While it appeared to work well enough during multi-day tests (I was initially aiming for an error of between 5-10% of the actual volume), after having them installed for an extended period of time drift was a real issue. This was exacerbated by the fact that I tend to go through beer fairly slowly, never allowing me to get a good calibration value for a given sensor. Ultimately condensation that collected at the bottom of the keezer caused each of the sensors to fail completely after a year or so.

I subsequently built new sensors utilizing strain-gauges mounted on the same pieces of plywood and found that I was able to make them thin enough to work within my size constraints. They were MUCH more accurate and once down to the refrigerated temperature there was no discernable drift with time. I was now able to very accurately measure the weight of each keg.

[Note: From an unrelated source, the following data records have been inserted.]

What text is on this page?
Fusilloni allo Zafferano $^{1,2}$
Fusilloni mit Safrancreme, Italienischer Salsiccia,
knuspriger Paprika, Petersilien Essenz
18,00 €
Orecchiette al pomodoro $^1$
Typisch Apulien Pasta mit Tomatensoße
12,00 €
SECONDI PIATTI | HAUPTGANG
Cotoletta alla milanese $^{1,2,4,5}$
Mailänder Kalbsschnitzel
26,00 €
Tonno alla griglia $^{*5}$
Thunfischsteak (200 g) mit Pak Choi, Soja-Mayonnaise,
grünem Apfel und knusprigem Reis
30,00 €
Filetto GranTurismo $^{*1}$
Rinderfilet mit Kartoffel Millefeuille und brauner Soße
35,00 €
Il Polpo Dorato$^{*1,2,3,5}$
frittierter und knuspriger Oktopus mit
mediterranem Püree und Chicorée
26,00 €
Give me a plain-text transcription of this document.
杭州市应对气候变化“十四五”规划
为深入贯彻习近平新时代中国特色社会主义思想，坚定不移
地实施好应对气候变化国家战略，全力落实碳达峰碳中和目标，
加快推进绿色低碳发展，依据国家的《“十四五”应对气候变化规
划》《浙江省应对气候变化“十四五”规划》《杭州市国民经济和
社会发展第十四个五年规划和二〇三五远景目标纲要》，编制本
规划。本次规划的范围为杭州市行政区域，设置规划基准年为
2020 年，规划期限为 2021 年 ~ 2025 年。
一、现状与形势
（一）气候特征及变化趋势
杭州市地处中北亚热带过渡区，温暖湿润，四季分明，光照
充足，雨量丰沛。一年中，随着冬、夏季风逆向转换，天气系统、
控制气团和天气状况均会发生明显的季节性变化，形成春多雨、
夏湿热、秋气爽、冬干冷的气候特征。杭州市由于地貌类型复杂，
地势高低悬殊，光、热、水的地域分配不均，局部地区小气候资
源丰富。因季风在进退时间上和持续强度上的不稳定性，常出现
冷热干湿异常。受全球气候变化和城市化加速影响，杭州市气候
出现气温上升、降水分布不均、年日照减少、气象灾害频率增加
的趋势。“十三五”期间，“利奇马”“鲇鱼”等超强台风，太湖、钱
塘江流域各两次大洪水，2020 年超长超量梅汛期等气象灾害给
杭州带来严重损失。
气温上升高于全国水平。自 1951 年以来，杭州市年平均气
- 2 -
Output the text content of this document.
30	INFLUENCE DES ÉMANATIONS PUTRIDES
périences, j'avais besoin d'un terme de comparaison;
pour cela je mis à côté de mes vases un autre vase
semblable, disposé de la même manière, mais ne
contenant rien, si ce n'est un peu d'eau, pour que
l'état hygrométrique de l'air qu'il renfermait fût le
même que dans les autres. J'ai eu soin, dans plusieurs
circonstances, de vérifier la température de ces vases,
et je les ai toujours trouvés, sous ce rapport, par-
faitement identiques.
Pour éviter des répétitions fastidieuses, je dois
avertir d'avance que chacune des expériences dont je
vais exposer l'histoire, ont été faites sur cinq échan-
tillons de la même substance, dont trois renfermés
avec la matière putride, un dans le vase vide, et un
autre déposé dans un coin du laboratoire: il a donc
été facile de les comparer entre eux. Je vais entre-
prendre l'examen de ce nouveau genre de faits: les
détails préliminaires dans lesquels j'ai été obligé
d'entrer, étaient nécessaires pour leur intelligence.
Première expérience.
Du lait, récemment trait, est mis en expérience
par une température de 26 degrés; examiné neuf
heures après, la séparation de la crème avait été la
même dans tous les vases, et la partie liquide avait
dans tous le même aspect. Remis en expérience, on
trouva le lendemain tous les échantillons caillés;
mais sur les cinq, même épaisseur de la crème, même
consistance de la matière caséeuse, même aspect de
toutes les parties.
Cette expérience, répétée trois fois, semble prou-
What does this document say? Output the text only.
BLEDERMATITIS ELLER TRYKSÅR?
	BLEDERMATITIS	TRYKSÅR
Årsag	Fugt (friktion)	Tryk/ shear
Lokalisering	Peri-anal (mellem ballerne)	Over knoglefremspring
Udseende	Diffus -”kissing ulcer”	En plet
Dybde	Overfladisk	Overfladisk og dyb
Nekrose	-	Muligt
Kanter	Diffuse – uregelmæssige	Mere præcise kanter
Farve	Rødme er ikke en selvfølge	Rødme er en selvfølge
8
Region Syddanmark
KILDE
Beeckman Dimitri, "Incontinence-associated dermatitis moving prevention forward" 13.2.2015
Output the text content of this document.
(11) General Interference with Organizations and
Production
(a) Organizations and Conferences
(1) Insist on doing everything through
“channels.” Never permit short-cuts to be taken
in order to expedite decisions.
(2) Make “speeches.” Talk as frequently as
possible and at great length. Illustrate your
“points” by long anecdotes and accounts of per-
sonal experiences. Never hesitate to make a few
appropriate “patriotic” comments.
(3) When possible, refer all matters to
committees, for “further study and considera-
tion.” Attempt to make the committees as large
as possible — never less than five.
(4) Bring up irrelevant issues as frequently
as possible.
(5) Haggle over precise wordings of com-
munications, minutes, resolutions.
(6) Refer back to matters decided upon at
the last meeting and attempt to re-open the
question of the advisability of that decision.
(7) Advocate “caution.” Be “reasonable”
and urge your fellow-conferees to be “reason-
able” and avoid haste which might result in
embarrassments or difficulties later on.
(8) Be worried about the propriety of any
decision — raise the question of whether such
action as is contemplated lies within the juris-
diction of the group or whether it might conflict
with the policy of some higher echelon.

Originally, I had installed manual ball-valves on each of the taps and a combination lock on the back of the keezer to allow me to lock the entire thing up when not around. While working on other parts of this project I decided that it would be fun to install some solenoid valves to do this automatically. After some searching, I found some that appeared to be food-safe and was ultimately able to add them to the setup.

Using the same transistors I bought to control the solenoids I was able to also control the LEDs I originally installed under the taps as well as the computer monitor I added to display all of the information I was collecting. I was able to buy a driver board to control the monitor I had from a deceased laptop and used a Raspberry Pi to display a simple HTML file I created. Programming/HTML being my weak-spot, I stumbled upon some chart tools that Google offers for free to give my display the semi-professional look I was aiming for. Voilà! I had a working keezer controller operating on a Particle Photon, albeit a little rough looking between the plywood weight sensors and the breadboard. I also connected my Photon to IFTTT so that I have an ‘on’ and ‘off’ button for the valves, lights and screen on my phone that works anywhere I have internet.

Fast-forward a little bit and I recently got a 3D printer. Designing and building a weight sensor seemed an obvious early project and was easily done.

Next was to solder up a proper board for the entire thing and put it in a printed case.

Additionally, I mounted the pressure sensor remotely within the keezer.

The end-result is a great little controller that allows me to both monitor my keezer via a display and control it easily from my phone.

If you look at the 3D files, you’ll notice that I also made a small stand for the weight sensor. This was due to moisture collecting in one corner of my keezer (even with humidity control in place) causing the strain gauges of one sensor to corrode. I made the stand to keep moisture from touching any of the components and I simply mop up the pooled water with a towel whenever I open up the keezer.

Future Additions/Upgrades

Perhaps the most obvious one is to actually control the temperature rather than simply reading it. This would be nearly trivial using a relay, especially since I have 2 extra pins. However, several things have kept me from doing this YET:

I could see implementing this upgrade if/when one of the existing temperature controllers dies on me (I have one for the freezer and one for the fermentation chamber).